FUSARIUM. Danni su rucola e pomodoro

    Anche la cloropicrina, composto ampiamente utilizzato in campo agrario come fumigante, è stata recentemente esclusa dall’elenco delle sostanze attive impiegabili nei disciplinari regionali, anticipando quanto previsto dalla direttiva 91/414/Cee, secondo cui tale principio attivo non sarebbe stato più utilizzabile dopo il 31/12/2011. E, come si temeva, i primi effetti di tale messa al bando non hanno tardato a manifestarsi. (Red. Terra e Vita)

    Anche la cloropicrina, composto ampiamente utilizzato in campo agrario come fumigante, è stata recentemente esclusa dall’elenco delle sostanze attive impiegabili nei disciplinari regionali, anticipando quanto previsto dalla direttiva 91/414/Cee, secondo cui tale principio attivo non sarebbe stato più utilizzabile dopo il 31/12/2011. E, come si temeva, i primi effetti di tale messa al bando non hanno tardato a manifestarsi.

    Numerose sono, per esempio, le segnalazioni di tracheofusariosi su rucola coltivata in coltura protetta sia al Nord Italia, nell’areale bergamasco e bresciano, dove le superfici interessate dalla problematica sono stimabili nel 25% del totale coltivato, sia al Centro Sud, soprattutto nelle zone di Latina e Salerno.
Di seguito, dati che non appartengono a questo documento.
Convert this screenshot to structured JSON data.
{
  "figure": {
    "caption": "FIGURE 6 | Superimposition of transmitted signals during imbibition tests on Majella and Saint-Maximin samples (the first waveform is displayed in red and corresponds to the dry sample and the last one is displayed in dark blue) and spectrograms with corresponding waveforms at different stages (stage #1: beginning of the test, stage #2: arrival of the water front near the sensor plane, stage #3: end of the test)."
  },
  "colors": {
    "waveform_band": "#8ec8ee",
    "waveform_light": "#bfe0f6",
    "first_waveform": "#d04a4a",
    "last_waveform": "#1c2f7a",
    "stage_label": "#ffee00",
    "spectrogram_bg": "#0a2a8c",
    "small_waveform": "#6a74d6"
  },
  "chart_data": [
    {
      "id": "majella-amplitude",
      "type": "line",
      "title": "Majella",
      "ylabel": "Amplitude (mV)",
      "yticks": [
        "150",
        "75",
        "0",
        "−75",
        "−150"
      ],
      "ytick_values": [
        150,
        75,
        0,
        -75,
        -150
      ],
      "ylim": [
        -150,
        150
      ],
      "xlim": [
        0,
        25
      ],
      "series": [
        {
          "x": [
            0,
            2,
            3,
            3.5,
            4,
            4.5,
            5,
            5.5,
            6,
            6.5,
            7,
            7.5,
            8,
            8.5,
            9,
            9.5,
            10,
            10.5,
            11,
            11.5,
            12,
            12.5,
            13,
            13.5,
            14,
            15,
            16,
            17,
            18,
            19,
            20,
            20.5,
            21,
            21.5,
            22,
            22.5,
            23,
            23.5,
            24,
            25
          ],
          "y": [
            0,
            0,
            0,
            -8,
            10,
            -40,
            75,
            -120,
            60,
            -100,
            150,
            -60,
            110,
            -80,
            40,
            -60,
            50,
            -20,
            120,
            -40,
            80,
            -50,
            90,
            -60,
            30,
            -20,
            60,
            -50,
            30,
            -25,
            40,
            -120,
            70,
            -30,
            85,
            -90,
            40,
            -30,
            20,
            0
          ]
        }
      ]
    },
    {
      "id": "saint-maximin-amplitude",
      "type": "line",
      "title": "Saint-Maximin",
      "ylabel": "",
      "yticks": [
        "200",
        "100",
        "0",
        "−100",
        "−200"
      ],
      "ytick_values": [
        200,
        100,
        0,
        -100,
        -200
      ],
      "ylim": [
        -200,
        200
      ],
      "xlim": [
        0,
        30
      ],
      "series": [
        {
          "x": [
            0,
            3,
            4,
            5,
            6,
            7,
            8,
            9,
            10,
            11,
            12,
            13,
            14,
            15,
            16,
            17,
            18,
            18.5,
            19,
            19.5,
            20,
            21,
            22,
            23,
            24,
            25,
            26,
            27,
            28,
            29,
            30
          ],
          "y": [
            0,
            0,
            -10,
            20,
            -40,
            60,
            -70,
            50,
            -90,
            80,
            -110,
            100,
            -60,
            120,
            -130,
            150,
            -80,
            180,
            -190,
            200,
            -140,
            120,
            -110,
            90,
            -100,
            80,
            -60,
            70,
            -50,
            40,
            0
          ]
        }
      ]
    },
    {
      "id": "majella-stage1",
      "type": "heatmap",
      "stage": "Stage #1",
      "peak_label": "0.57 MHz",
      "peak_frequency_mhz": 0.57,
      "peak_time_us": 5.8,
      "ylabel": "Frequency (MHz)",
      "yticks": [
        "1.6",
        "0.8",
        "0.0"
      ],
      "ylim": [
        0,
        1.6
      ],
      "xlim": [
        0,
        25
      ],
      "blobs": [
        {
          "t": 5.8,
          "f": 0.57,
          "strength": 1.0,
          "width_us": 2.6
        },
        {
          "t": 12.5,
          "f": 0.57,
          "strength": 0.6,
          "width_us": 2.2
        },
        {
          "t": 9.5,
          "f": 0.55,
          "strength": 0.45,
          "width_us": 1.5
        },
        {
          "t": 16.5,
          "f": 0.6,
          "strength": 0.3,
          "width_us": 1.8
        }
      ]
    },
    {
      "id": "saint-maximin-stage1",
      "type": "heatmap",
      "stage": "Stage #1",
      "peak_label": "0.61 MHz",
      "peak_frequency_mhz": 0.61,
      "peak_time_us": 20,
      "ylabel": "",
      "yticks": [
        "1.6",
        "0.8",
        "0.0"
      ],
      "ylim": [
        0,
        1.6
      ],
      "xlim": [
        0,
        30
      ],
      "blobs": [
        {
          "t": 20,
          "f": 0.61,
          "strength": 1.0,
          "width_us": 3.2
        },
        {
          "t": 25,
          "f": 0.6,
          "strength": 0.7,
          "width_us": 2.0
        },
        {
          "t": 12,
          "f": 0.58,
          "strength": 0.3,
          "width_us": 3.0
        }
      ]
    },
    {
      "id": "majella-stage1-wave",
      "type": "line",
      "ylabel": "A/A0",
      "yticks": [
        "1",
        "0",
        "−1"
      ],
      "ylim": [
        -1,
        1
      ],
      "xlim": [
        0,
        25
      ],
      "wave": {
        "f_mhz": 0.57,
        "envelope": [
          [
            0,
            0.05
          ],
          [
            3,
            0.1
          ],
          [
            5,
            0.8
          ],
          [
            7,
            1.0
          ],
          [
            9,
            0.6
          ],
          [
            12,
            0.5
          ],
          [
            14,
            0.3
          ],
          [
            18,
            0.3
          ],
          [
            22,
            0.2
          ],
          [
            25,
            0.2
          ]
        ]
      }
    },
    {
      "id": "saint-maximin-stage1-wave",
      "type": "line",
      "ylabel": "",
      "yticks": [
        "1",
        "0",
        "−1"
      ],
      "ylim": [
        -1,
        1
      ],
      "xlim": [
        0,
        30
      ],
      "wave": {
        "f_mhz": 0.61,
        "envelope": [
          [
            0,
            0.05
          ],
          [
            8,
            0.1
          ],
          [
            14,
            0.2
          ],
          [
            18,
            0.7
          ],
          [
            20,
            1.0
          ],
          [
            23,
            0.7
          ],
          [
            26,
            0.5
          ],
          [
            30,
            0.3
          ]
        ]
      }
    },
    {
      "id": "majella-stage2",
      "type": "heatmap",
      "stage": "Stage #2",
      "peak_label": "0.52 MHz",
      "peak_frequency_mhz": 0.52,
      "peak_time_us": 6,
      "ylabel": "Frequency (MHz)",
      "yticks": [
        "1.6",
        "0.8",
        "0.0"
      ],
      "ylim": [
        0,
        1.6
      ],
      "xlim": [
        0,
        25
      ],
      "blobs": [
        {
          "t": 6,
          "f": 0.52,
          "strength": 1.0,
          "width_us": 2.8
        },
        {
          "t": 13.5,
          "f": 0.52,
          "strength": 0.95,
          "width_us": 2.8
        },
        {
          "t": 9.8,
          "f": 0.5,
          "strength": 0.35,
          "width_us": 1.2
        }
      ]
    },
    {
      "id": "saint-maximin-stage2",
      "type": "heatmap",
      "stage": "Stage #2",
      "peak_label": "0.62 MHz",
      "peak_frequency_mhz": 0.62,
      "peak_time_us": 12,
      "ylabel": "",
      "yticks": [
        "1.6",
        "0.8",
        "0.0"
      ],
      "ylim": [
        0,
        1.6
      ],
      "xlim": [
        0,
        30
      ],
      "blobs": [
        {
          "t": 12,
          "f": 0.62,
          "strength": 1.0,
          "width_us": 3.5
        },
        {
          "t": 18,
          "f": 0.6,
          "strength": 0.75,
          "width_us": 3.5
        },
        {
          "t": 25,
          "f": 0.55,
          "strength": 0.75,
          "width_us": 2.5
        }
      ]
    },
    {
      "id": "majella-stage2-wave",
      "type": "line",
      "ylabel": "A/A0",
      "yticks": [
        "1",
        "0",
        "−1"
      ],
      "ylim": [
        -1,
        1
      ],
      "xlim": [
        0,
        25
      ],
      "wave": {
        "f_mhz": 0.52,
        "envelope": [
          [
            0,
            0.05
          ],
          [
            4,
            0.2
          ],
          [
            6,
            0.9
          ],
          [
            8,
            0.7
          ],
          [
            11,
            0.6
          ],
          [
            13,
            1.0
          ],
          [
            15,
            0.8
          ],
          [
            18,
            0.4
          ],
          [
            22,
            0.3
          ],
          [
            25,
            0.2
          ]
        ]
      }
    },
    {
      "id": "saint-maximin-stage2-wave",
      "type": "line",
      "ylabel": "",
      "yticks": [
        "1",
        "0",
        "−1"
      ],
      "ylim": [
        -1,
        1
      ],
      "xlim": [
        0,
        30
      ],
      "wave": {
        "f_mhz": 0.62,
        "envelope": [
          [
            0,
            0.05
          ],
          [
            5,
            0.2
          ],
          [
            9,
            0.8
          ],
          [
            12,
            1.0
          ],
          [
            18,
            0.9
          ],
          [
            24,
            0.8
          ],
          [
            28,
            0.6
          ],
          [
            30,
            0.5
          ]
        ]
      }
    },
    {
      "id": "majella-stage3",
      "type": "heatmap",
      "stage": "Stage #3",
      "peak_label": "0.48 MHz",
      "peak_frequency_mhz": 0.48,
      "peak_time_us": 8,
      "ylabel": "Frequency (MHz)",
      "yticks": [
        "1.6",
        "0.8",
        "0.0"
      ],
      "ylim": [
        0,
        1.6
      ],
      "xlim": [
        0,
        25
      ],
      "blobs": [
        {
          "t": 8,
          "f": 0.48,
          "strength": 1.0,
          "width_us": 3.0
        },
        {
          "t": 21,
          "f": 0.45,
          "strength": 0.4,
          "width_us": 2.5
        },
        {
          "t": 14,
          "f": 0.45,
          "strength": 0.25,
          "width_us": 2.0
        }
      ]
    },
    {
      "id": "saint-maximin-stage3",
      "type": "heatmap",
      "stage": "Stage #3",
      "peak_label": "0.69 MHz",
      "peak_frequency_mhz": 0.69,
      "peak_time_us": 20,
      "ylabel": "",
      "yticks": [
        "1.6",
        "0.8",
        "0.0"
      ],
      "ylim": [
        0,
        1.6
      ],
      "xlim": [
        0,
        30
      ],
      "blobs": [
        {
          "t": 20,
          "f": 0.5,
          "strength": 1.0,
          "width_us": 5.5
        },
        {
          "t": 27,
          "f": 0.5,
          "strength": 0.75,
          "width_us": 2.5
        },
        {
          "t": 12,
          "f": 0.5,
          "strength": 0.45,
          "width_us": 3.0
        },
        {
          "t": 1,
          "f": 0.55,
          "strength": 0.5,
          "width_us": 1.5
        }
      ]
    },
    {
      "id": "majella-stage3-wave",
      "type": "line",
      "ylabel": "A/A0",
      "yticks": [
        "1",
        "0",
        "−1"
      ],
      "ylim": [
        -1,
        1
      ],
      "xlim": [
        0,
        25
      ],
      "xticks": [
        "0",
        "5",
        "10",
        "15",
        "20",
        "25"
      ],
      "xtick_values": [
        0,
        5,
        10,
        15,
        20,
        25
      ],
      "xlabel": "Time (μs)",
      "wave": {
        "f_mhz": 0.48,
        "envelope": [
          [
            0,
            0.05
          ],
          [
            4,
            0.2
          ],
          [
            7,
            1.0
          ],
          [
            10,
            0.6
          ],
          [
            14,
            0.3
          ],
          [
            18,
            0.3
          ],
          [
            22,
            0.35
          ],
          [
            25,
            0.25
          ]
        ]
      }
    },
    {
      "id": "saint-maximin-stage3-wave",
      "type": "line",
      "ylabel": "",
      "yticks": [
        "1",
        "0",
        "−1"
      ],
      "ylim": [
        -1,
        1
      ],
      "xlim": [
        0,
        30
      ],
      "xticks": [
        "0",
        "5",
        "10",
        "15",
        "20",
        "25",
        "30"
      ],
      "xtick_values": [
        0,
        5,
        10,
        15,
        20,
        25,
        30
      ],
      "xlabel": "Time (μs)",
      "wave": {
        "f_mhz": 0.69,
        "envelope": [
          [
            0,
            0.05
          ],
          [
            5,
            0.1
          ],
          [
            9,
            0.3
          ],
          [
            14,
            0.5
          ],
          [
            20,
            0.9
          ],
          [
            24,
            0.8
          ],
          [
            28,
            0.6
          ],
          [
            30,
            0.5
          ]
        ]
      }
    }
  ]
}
In questo caso le superfici che ad oggi hanno già mostrato sintomi arrivano a toccare il 50%, con perdite attorno al 25% del fatturato (tale percentuale sarebbe ben più alta se si prendessero in considerazione le aziende che in estate interrompono la produzione).

    Il Fusarium ha causato problemi anche in Sicilia, in questo caso su pomodoro in coltura protetta. Giambattista Campoccia, agricoltore di Vittoria (Rg), prima utilizzatore di BM e, in seguito, di cloropicrina, oggi, e già da quasi una decina d’anni, ricorre a varietà innestate di pomodoro su portinnesti resistenti o meglio, come tiene a specificare, «altamente tolleranti». «Sì – continua Campoccia –, perchè non tutti i portinnesti sono uguali, e quest’anno diverse sono state le varietà che hanno riscontrato problemi di tracheofusariosi, seppur innestate; solo per la varietà Ikram, ad esempio, la moria delle piante è stata del 50%».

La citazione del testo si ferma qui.